The shift to mobile Internet is “putting a lot of pressure on traditional retailers and banks to offer a better service,” said Ben Cavender, an analyst for China Market Research Group, a consulting firm in Shanghai.
The fiercest competition is among a trio of giants that dominate China's Internet: Alibaba Group in e-commerce, Tencent Holdings in games and Baidu Inc. in search.
Since the start of last year, they have spent more than $7 billion to create or acquire e-commerce, social networking and other mobile services. The flurry of deals is also bringing them into head-to-head competition with each other for the first time.
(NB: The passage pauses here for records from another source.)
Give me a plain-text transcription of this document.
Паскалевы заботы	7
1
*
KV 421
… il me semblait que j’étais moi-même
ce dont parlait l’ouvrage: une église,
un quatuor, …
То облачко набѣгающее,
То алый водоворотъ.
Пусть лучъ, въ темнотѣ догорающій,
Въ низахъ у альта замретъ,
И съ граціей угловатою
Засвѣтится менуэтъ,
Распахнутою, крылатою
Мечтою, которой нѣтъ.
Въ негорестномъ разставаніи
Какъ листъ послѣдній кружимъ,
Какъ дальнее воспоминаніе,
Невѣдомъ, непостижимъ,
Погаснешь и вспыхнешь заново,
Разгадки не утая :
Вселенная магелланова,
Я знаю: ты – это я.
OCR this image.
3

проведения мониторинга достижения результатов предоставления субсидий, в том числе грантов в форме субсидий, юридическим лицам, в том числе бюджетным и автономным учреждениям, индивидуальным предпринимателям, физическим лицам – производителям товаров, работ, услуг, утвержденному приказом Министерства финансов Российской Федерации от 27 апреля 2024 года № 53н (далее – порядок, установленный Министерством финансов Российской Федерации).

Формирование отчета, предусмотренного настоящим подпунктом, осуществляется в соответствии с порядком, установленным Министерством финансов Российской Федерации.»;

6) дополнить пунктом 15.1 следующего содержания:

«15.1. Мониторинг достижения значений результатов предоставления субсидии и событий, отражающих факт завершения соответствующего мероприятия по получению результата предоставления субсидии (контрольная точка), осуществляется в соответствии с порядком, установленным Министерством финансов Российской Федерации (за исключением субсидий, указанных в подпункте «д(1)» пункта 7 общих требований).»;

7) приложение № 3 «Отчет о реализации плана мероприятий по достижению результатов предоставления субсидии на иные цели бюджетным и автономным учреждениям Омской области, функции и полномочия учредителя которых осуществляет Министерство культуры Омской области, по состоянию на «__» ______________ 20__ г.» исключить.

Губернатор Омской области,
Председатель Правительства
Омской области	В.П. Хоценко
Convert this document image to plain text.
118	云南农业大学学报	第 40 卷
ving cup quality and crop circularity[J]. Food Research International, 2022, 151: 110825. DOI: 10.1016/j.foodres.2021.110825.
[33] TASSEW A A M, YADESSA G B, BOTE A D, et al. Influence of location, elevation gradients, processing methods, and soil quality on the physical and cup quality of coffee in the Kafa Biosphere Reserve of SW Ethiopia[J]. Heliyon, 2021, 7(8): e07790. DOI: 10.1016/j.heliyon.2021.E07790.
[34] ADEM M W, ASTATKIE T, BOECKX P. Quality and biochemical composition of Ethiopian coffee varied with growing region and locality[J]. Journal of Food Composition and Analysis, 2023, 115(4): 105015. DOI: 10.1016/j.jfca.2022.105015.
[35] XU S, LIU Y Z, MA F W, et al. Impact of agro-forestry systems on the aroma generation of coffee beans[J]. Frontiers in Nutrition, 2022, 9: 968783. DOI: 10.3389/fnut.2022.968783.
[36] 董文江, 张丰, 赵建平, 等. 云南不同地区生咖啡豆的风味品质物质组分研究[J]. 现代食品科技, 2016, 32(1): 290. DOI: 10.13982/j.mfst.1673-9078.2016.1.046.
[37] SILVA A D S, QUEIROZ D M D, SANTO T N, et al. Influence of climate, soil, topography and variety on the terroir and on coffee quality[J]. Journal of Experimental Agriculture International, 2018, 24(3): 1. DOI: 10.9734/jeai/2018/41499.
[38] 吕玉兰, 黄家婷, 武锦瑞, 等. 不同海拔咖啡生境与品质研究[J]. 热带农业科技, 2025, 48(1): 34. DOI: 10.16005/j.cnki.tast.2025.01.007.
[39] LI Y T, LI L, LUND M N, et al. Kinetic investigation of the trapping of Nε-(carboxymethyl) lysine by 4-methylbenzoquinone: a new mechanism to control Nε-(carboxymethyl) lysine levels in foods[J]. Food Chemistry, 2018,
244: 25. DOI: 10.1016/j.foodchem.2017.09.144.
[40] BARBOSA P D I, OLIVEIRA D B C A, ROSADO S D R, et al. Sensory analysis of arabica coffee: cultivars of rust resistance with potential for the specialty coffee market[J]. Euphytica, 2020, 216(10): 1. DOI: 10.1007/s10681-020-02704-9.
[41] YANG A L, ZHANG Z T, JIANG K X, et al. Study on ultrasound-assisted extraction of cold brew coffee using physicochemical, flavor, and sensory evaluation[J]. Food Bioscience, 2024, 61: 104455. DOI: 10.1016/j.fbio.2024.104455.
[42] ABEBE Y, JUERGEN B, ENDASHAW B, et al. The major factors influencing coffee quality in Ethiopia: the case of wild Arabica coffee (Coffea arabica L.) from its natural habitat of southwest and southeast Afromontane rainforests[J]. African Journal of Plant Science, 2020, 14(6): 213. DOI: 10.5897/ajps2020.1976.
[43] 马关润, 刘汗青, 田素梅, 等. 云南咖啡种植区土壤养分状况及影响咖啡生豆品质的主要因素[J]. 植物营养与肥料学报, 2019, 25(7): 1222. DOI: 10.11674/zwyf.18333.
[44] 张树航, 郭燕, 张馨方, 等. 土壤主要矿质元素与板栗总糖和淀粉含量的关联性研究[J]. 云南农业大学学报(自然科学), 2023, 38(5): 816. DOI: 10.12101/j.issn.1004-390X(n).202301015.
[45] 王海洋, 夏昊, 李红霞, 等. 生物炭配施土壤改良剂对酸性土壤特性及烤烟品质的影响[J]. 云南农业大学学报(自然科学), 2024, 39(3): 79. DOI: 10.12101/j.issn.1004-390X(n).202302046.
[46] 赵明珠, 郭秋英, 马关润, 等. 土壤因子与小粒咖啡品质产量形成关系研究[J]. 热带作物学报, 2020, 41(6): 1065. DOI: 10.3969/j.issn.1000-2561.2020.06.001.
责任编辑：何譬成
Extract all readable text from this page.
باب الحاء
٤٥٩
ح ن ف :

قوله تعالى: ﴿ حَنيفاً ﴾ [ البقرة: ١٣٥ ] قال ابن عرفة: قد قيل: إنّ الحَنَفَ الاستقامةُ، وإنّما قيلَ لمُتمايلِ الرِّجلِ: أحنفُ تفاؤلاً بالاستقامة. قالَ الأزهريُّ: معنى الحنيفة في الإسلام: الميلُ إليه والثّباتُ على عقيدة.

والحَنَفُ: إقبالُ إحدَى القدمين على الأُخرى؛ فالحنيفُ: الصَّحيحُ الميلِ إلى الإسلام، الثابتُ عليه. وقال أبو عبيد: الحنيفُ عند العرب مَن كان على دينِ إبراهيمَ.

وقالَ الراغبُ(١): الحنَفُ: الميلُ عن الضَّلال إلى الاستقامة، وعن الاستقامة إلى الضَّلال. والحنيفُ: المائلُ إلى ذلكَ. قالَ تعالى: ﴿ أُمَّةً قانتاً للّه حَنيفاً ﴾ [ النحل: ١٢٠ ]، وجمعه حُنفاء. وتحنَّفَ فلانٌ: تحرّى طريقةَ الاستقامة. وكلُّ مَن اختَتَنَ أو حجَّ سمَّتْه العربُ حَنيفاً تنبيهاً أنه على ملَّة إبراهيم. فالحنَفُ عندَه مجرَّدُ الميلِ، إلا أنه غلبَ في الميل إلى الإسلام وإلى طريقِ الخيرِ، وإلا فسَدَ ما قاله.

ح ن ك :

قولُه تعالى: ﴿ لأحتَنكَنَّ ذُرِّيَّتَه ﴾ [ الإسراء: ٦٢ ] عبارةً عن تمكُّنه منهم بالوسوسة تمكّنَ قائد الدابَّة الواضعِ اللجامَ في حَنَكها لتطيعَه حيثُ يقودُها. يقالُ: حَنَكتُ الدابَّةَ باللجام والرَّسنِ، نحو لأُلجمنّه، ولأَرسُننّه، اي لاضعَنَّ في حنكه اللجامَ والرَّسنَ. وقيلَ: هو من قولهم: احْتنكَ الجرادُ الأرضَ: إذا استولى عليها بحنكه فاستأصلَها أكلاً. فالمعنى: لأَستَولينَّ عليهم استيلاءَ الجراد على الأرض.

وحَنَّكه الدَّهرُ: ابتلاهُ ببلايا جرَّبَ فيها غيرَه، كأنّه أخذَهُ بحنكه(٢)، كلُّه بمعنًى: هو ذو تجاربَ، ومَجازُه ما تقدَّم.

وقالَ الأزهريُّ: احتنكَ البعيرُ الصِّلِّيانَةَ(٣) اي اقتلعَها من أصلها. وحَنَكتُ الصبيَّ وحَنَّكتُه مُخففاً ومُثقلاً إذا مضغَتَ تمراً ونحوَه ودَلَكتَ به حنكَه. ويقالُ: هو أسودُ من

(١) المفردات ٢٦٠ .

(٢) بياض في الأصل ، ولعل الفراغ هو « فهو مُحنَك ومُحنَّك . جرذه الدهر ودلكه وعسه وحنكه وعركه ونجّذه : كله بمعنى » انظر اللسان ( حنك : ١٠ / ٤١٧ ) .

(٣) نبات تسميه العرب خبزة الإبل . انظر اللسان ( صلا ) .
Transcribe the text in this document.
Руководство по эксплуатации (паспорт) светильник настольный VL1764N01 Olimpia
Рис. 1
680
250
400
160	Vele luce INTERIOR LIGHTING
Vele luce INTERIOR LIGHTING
“These three used to be like three mountains in the Chinese Internet business. But now they have to get into a major war against each other,” said Bing-Sheng Teng, a specialist in corporate strategy at the Cheung Kong Graduate School of Business in Beijing.
The three are little known outside China. But that is likely to change. Alibaba filed Tuesday for a U.S. initial public offering that analysts say might raise up to $20 billion and be among the biggest IPOs ever.
The rise of e-commerce in China gave millions of households wider access to clothes, books and consumer electronics in a society that in the 1980s still required ration tickets for some supermarket items. That was aided by Alibaba's launch of an online payment system, Alipay, which filled the gap for the shoppers who lacked credit cards. The company launched retail website Taobao in 2003.